In 2003, Roy Edward Disney, also the son of co-founder Roy Oliver Disney, resigned from his positions as Disney vice chairman and chairman of Walt Disney Feature Animation, accusing Eisner of micro-management, failures with the ABC television network, timidity in the theme park business, turning the Walt Disney Company into a "rapacious, soul-less" company, and refusing to establish a clear succession plan, as well as a string of box-office movie failures starting in the year 2000.

On March 3 2004, at Disney's annual shareholders' meeting, a surprising and unprecedented 43% of Disney's shareholders, predominantly rallied by former board members Roy Disney and Stanley Gold, withheld their votes to re-elect Eisner to the corporate board of directors. This vigorous opposition, unusual in major public corporations, convinced Disney's board to strip him of his chairmanship and give that position to former U.S. Senator George Mitchell. However, the board would not immediately remove Eisner as chief executive.

As criticism of Eisner intensified in the wake of the shareholder meeting, Eisner's position became more and more tenuous, and on March 13 2005, Eisner announced that he would step down as CEO one year before his contract expired. On September 30 Eisner resigned both as an executive and as a member of the board of directors, and, severing all formal ties with the company, he waived his contractual rights to perks such as the use of a corporate jet and an office at the company's Burbank headquarters. Eisner's replacement was his longtime lieutenant, Bob Iger.

Eisner's struggle to maintain control of the legendary entertainment company was the subject of journalist James B. Stewart's bestselling book DisneyWar.

Post-Disney

On October 7 2005, Eisner hosted The Charlie Rose Show. His guests were John Travolta and his ex-boss-turned-rival, Barry Diller. Months later, on January 10, 2006, CNBC announced that Eisner would be given his own hour-long, prime-time interview show, Conversations with Michael Eisner.

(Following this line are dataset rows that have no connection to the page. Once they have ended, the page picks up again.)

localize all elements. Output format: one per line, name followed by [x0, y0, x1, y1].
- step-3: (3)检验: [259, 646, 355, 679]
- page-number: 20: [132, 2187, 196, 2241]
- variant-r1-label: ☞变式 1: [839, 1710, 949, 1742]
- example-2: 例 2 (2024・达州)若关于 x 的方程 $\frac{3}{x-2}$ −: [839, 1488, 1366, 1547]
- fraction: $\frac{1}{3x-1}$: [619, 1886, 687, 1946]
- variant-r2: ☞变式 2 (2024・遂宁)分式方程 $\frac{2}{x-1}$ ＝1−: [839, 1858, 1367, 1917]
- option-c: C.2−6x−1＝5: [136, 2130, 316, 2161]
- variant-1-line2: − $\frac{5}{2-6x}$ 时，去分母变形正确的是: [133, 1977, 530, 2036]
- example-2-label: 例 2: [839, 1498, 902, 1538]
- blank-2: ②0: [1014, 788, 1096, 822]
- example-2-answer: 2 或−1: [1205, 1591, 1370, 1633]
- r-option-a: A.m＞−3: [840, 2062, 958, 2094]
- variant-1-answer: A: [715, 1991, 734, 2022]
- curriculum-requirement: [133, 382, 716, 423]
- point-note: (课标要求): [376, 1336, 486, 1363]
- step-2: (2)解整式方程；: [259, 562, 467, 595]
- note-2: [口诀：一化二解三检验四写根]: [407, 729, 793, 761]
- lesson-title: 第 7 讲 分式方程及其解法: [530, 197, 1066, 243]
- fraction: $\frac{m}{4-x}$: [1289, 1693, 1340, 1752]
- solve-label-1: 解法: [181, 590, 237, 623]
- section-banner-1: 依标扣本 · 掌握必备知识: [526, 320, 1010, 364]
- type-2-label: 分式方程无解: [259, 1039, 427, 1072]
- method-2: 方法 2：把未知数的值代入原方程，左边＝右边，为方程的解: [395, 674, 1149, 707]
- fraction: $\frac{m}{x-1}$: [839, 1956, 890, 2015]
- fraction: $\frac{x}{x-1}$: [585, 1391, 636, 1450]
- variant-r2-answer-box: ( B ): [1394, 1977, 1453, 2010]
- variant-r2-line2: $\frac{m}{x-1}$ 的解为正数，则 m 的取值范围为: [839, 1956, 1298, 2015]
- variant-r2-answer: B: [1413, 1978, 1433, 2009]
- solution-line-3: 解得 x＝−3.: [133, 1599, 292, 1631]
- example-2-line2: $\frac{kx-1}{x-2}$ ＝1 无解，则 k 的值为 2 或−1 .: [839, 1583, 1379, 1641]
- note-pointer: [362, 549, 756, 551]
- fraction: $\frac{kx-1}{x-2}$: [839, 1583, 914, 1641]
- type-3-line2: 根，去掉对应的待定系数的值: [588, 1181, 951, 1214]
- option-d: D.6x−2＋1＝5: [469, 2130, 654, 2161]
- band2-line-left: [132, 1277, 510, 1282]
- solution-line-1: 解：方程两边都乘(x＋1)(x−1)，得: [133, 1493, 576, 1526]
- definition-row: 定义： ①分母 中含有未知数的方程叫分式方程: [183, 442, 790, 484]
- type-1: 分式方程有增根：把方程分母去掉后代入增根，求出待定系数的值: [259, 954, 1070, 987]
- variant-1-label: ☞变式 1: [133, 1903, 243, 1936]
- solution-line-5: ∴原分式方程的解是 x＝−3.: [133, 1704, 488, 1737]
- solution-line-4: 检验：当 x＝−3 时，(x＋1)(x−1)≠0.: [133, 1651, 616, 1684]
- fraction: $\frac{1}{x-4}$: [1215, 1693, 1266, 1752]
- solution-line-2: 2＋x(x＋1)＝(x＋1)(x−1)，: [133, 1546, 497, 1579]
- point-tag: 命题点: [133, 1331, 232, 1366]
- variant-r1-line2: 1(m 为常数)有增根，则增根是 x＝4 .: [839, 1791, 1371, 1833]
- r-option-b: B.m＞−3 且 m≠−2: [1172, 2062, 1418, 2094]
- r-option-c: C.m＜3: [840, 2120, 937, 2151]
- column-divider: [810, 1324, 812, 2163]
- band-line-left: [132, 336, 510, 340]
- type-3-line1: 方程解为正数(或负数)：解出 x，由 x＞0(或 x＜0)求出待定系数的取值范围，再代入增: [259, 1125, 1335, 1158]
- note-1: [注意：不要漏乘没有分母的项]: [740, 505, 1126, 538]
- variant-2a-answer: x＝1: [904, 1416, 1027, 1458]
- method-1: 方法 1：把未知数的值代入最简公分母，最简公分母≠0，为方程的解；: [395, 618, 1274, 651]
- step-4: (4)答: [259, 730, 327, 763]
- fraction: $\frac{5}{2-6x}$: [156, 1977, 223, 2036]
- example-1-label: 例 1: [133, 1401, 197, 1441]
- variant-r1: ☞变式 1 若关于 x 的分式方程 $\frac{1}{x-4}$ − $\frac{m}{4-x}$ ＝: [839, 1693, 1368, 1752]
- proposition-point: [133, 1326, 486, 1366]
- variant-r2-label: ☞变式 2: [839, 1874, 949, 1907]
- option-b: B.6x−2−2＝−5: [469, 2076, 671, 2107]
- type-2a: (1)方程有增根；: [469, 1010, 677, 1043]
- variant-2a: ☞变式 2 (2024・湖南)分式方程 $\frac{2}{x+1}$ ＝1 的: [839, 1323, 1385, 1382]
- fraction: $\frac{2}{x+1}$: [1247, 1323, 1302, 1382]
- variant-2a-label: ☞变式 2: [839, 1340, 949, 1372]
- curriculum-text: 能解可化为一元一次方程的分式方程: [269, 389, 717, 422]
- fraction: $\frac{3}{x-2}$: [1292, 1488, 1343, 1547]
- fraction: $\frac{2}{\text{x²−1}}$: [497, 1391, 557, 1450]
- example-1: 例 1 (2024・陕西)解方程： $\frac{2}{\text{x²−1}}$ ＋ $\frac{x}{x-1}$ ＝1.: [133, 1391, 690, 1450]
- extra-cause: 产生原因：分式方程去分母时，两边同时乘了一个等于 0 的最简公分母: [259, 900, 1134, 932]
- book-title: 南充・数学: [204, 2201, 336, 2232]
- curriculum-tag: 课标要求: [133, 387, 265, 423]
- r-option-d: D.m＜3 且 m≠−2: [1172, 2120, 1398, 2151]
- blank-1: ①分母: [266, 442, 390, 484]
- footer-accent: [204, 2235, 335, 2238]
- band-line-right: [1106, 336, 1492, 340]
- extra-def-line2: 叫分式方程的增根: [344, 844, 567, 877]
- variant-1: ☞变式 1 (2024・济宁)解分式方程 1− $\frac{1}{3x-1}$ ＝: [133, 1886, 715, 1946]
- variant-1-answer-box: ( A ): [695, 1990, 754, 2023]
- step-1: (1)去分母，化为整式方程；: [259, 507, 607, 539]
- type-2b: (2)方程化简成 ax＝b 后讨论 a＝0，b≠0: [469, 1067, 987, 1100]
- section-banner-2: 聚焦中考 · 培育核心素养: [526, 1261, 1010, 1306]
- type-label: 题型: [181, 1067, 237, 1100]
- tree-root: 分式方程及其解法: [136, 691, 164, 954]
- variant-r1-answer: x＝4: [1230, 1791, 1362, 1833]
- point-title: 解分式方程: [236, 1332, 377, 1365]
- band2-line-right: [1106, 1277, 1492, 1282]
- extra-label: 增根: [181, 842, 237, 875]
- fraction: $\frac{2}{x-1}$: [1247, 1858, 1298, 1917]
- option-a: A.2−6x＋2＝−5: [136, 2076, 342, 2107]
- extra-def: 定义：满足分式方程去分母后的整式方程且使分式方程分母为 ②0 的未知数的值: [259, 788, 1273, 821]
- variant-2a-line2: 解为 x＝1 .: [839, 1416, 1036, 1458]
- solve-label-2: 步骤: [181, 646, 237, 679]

Eisner has recently invested in an Internet video distribution network named Veoh Networks ([1]).

In March 2007 it was reported that Eisner's investment firm launched a studio, Vuguru, that will produce and distribute videos fo the Internet, portable media devices and cell phones. "The entire concept here is content is king," Eisner said in a phone interview. "What will drive traffic is interest in the subject matter." [2]

Books

Work In Progress (1998)- ISBN 0-375-50071-5

Camp (2005)

Portrayals in film and television

Eisner has been parodied in several films and television shows:

  • Eisner is also shown as a recurring character in the adult cartoon series, Family Guy. He is is voiced by Gary Cole.

Personal life

His sons are Breck, Eric, and Anders Eisner.

Preceded by Disney Chairmen
1984–2004
Succeeded by
Preceded by Disney CEOs
1984–2005
Succeeded by

Quotes

  • "I always went into an area that was in last place, with a philosophy, 'You can't fall off the floor.' And I was lucky, was at the right time and the right place, with the right ideas, and each one of these areas became number one."
  • "You can't succeed unless you've got failure, especially creatively."
  • "We have no obligation to make history. We have no obligation to make art. We have no obligation to make a statement. To make money is our only obligation."